Ihwal pembacaan Al-Quran dengan langgam Jawa, menurut Subhan, tidak ada masalah. “Selama tidak menabrak aturan tajwid, itu sah-sah saja,” katanya. Upaya “menjawakan” Al-Quran sudah terjadi sejak awal abad ke-20. Pelopornya tak lain adalah Raden Ajeng Kartini, anak Bupati Jepara, pada akhir abad ke-19. Kartini adalah salah satu murid Kiai Sholeh Darat di Semarang.

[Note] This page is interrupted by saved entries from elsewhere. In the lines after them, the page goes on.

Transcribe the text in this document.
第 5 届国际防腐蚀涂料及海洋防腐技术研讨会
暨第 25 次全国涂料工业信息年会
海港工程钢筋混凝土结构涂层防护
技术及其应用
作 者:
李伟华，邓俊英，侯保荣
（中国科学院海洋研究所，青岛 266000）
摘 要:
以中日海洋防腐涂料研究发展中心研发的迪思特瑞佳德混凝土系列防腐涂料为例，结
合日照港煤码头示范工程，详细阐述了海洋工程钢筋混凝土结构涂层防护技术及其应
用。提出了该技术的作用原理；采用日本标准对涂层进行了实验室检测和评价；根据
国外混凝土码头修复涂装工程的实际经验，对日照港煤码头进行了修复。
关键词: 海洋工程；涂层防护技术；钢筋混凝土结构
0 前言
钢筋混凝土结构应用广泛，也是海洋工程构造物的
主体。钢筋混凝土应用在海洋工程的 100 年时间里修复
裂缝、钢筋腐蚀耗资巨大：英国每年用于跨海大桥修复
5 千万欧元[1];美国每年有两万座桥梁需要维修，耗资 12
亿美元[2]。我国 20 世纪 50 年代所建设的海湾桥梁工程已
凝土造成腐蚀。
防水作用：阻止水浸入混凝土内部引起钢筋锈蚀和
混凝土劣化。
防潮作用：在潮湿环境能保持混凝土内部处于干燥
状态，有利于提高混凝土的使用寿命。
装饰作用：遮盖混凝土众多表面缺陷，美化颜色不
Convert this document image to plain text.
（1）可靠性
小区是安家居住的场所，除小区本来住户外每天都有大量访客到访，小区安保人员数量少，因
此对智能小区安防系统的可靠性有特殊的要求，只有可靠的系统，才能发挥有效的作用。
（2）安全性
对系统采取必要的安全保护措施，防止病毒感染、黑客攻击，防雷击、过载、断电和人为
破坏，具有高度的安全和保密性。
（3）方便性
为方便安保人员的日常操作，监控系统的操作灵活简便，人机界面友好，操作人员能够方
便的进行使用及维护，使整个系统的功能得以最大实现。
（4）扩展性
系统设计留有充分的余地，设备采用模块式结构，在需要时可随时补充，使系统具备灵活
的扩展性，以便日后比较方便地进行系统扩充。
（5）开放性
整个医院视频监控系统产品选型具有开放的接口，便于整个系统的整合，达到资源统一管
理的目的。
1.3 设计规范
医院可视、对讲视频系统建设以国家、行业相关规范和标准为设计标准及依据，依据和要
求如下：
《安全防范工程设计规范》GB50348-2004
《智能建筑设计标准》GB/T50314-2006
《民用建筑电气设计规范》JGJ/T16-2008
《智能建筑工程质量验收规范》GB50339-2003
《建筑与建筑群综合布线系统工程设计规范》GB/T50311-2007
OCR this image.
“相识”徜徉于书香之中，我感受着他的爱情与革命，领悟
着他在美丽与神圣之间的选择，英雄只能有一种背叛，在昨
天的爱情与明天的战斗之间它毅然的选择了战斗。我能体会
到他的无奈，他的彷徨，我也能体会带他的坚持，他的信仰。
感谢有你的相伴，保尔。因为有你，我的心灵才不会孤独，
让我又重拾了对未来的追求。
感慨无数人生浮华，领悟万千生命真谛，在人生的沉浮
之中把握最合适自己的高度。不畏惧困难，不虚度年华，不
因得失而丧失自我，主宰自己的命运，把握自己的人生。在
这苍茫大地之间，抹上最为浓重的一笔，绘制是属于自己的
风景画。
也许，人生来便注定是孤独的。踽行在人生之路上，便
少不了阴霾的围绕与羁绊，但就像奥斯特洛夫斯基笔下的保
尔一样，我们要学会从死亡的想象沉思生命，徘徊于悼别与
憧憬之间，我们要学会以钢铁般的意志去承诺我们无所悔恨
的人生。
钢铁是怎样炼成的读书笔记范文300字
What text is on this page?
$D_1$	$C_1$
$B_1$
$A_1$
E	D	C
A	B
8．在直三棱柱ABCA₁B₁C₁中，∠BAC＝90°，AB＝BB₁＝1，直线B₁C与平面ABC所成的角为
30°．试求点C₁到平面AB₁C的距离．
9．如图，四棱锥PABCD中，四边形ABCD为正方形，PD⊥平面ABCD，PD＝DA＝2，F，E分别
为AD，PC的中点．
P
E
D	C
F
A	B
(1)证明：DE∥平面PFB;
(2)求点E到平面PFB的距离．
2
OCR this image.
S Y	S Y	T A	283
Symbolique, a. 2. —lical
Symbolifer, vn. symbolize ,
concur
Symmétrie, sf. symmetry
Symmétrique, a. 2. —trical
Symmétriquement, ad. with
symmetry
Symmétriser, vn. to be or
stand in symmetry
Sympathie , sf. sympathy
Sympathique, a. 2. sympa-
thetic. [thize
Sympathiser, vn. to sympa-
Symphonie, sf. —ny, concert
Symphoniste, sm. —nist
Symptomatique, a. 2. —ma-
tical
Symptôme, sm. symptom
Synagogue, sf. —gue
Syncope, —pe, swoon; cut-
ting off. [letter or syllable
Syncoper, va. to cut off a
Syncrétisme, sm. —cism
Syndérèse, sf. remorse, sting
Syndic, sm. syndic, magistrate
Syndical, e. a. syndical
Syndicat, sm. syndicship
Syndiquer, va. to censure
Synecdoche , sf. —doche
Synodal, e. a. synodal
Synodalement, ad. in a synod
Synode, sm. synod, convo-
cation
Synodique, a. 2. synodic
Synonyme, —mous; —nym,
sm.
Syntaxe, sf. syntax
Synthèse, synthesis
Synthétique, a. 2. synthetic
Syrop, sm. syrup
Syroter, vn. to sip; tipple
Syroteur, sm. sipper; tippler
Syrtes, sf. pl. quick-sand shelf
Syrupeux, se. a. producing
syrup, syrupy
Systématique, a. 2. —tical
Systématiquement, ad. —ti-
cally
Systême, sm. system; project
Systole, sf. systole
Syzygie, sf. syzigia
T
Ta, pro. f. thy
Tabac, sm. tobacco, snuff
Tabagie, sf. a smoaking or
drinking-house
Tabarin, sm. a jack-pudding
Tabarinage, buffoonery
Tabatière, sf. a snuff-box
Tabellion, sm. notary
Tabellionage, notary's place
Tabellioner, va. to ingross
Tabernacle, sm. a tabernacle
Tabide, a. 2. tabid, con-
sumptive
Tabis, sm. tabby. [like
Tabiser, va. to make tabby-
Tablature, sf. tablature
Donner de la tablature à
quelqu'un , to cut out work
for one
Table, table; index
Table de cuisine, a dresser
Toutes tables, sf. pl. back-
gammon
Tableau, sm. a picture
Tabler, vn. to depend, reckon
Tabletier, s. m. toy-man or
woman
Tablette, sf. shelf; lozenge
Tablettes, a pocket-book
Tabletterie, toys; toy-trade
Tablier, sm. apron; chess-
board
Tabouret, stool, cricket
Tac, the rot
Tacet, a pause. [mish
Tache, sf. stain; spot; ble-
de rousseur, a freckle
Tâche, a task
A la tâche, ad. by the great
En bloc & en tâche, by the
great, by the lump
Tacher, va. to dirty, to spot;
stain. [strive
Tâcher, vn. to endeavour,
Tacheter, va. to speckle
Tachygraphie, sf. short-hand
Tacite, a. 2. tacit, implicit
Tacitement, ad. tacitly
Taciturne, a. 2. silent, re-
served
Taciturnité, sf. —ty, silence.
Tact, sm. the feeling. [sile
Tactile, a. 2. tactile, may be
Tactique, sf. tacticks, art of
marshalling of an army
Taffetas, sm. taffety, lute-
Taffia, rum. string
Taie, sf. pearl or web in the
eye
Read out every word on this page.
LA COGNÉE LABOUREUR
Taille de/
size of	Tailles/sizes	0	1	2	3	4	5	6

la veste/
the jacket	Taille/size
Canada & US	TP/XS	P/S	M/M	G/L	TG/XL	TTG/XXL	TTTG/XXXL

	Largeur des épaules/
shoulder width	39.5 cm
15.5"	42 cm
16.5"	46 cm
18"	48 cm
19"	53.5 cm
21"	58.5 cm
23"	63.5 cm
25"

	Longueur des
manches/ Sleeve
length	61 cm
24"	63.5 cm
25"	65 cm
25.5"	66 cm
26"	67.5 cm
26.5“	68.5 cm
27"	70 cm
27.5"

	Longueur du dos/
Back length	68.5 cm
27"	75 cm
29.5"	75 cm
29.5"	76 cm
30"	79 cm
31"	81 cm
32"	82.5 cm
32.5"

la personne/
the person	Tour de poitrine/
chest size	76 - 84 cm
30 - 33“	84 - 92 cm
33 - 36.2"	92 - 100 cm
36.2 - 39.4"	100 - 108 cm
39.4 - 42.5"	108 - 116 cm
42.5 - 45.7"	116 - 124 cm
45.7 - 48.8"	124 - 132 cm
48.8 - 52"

Karena kesulitan mempelajari agama Islam dengan bahasa Arab, Subhan menceritakan, Kartini meminta Kiai Sholeh Darat menafsirkan Al-Quran menggunakan bahasa Jawa. “Penafsiran Al-Quran dengan bahasa Jawa ini juga mengilhami Kartini menulis Habis Gelap Terbitlah Terang,” ucapnya.
Subhan mencontohkan, Al-Quran langgam Jawa itu misalnya kata bismillah menjadi kelawan nyebut namane Allah (dengan menyebut nama Allah). Arrohman menjadi ingkang welas asih (yang maha pengasih). “Al-Quran itu bisa dipahami dengan bahasa apa saja,” ujarnya.
Dituturkan Subhan, semasa kecil dia juga diajari Kiai Sanusi asal Kecamatan Ciwaringin, Kabupaten Cirebon, Jawa Barat, menggunakan syair-syair Jawa. Syair tersebut digubah dari kitab-kitab kuning tentang fikih yang aslinya ditulis dengan bahasa Arab “gundul” (tanpa harakat). Sampai kini dia masih terngiang-ngiang ajaran Kiai Sanusi. Menurut dia, belajar agama tidak melulu harus dengan bahasa Arab atau mengaji dengan langgam gaya Mesir atau Turki.